The National Council of Teachers of Mathematics’ (NCTM) Principles and Standards for School Mathematics has shaped the direction of state and local mathematics reform for over two decades.  Acquainting oneself with these principles and standards is the first step in understanding K-12 mathematics.   The principles are

·      Excellence in mathematics education requires equity—high expectations and strong support for all students.

·      A curriculum is more than a collection of activities: it must be coherent, focused on important mathematics, and well articulated across the grades.

·      Effective mathematics teaching requires understanding what students know and need to learn and then challenging and supporting them to learn it well.

·      Students must learn mathematics with understanding, actively building new knowledge from experience and prior knowledge.

·      Assessment should support the learning of important mathematics and furnish useful information to both teachers and students.

·      Technology is essential in teaching and learning mathematics; it influences the mathematics that is taught and enhances students' learning.
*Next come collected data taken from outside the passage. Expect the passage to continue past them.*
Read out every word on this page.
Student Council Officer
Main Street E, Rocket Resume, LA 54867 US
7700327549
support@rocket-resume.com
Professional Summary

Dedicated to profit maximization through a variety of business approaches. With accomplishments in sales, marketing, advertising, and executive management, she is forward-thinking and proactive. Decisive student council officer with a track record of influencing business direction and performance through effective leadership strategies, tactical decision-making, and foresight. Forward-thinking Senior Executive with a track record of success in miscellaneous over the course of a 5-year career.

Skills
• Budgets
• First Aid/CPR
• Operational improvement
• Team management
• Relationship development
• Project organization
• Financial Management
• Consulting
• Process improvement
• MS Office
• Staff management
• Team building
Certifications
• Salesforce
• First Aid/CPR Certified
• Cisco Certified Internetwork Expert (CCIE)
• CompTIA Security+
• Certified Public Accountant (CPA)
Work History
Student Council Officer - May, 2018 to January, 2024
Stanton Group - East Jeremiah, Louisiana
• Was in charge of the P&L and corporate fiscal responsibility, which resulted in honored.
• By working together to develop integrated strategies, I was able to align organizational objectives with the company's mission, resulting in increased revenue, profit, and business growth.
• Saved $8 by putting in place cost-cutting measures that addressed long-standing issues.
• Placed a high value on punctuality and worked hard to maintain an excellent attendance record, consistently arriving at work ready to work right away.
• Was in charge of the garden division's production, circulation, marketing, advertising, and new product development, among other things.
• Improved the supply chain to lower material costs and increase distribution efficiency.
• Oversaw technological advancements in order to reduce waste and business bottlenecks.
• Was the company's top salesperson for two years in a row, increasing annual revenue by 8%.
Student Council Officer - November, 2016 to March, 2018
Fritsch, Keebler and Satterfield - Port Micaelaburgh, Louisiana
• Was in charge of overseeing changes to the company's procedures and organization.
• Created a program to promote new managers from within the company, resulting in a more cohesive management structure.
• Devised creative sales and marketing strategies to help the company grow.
The standards are listed in two categories, content and process. 

Content Standards

Process Standards

·     Number & Operations

·    Problem Solving

·   Algebra

·    Reasoning & Proof

·   Geometry

·    Communication

·   Measurement

·    Connections

·   Probability & Statistics

·    Representation


A recent NCTM publication, Curriculum Focal Points, provides perspective on key topics in Pre-Kindergarten through Grade 8 mathematics.  A free download of the document is available online.


For the most part, Mathematics Education Associates practices ”reform” mathematics education like that advocated in the Principles and Standards for School Mathematics.  Not everyone is persuaded, however, that reform mathematics is in the best interests of students or the nation.  The debate between these two positions has been called the “math wars”.  The following websites illustrate the passionate nature of this debate. 


Supporting Reform Mathematics

Supporting Traditional Mathematics

Mathematically Sane

Mathematically Correct


Readers need not embrace one or the other of the philosophies represented by these websites.  What is “best” for one child might not be “best” for all children.  We advise you to read thoughtfully and adopt those principles, standards, materials and practices that work best for your children as demonstrated by their engagement, achievement, and attitudes.  Emphasize concept development and understanding, but don’t forget to develop fluency with number facts, vocabulary, notations and formulas through regular practice.  Use calculators and computers to facilitate concept development and problem-solving, but don’t forget to develop and use mental math and estimation skills.    


Going beyond the basics.


Mathematics has served as a gatekeeper to higher education and well-paying jobs in the workplace for decades.  Many parents interpret this metaphor as follows:

  1. There is only one gate (i.e., college admissions);
  2. There is only one gate key (i.e.., satisfactory SAT/ACT mathematics scores); and
  3. The gate key is forged and finished during high school.  


In fact, mathematical readiness for higher education and workplace training/employment must be acquired gradually over a period of years.  Mathematical knowledge, confidence, and dispositions acquired in this manner are the “raw material” from which “gate keys” are forged:

·           Content and process knowledge like those listed in NCTM’s Principles and Standards for School Mathematics;

·           Confidence, persistence, flexibility, patience and collegiality; and

·           Knowledge, skill, confidence and flexibility in the use of information, communication and modeling technologies (e.g., web browsers, email, word processing, spreadsheets, algebraic & geometric modeling tools).


Acquired and developed over a period of years, these readiness factors do more than prepare students for examinations; they enable students to explore and discover their true talents and interests.  Education is neither a success nor complete until students develop a genuine understanding of and appreciation for their talents, accomplishments and opportunities.  Helping them to do so is the work of both teachers and parents.